First Formula $$b_1=\dfrac{\displaystyle\sum_{i=1}^n(Y_iX_i-\bar Y \bar X)}{\displaystyle\sum_{i=1}^n(X_i^2-\bar X^2)}$$
Second Formula $$b_1=\dfrac{\displaystyle\sum_{i=1}^nY_i(X_i- \bar X)}{\displaystyle\sum_{i=1}^n(X_i-\bar X)^2}$$
I understand the derivation of the slope $b_1$ in the Ordinary Least Squares regression.

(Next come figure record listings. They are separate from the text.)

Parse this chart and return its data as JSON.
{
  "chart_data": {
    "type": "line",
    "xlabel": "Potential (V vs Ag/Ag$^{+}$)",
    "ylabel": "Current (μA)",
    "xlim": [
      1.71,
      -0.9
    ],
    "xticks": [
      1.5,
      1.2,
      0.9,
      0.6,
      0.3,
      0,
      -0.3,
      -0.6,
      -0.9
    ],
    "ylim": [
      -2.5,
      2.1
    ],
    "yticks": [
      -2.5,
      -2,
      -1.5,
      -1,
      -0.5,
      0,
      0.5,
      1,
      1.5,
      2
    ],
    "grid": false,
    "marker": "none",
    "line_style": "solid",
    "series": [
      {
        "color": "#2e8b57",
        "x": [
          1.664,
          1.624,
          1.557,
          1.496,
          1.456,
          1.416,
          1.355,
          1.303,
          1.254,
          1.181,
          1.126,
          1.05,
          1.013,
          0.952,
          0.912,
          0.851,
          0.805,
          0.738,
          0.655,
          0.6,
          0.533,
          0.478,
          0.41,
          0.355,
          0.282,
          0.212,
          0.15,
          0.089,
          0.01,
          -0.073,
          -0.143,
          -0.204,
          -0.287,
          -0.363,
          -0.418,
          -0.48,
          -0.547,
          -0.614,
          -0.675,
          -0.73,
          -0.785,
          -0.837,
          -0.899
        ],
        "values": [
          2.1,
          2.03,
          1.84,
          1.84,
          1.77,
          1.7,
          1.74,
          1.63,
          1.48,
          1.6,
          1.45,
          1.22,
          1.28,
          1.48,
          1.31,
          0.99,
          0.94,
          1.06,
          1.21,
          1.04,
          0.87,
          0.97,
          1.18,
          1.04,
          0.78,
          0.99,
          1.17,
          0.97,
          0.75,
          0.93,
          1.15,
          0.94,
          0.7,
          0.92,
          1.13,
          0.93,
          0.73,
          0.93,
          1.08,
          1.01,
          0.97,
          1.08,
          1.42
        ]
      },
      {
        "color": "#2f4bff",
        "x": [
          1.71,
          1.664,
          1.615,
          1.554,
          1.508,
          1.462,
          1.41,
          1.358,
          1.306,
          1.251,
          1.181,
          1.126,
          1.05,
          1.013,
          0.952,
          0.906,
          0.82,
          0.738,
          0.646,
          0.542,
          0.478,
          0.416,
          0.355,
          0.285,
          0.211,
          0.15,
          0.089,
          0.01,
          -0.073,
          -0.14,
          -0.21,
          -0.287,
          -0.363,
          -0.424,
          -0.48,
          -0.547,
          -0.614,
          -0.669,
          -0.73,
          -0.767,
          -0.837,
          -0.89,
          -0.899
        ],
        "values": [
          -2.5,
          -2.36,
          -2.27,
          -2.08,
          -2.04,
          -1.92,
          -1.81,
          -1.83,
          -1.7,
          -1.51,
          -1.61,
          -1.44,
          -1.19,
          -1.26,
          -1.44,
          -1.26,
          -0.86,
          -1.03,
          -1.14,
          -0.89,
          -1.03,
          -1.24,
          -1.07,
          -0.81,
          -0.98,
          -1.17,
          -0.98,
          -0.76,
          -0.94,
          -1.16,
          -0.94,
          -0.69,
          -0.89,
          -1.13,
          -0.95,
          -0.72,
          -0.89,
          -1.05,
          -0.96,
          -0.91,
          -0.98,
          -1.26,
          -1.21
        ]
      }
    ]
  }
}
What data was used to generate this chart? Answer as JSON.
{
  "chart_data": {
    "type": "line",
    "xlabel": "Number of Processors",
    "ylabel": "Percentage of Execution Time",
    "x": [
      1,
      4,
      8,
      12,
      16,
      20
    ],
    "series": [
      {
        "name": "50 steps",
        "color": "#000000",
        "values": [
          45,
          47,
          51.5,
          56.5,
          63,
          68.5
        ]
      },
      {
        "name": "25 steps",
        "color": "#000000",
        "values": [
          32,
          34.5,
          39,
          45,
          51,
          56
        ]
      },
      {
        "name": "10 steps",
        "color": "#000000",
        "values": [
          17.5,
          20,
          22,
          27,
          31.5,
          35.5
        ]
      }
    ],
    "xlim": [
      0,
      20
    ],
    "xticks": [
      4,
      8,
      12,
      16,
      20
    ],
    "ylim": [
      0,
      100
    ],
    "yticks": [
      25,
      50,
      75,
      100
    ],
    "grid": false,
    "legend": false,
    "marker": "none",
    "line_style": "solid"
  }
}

However, I am having a hard time converting the initial formula to the second one using algebra.
On
$$\sum_{i=1}^n(X_i-\bar X)^2=\sum_{i=1}^n(X_i^2-2X_i\bar X+(\bar X)^2)=\sum_{i=1}^nX_i^2-2\bar X\sum_{i=1}^nX_i+\bar X^2\sum_{i=1}^n1$$ Now $\sum_{i=1}^nX_i=n\bar X=\bar X\sum_{i=1}^n1$. I will replace this in the middle term. I get $$\sum_{i=1}^nX_i^2-2\bar X\bar X\sum_{i=1}^n1+\bar X^2\sum_{i=1}^n1=\sum_{i=1}^nX_i^2-\bar X^2\sum_{i=1}^n1=\sum_{i=1}^n(X_i^2-\bar X^2)$$ You can proceed similarly for the numerator
Both the numerator and the denominator can be adjusted using the two tricks that $\sum_{i=1}^n C = nC$ where $C$ is a constant, and $n\bar{Y} = \sum_{i=1}^n Y_i$.
In the numerator, you just have to expand:
$\sum \bar{X} \bar{Y} = \bar{X} \left(\sum \bar{Y}\right) = \bar{X} \left(n \bar{Y}\right) = \bar{X} \sum Y_i$ and you can then combine that with the other term and factorise the common $\bar{X}$
In the denominator, you need to expand the square, and then use the tricks to make two of the terms partially cancel out.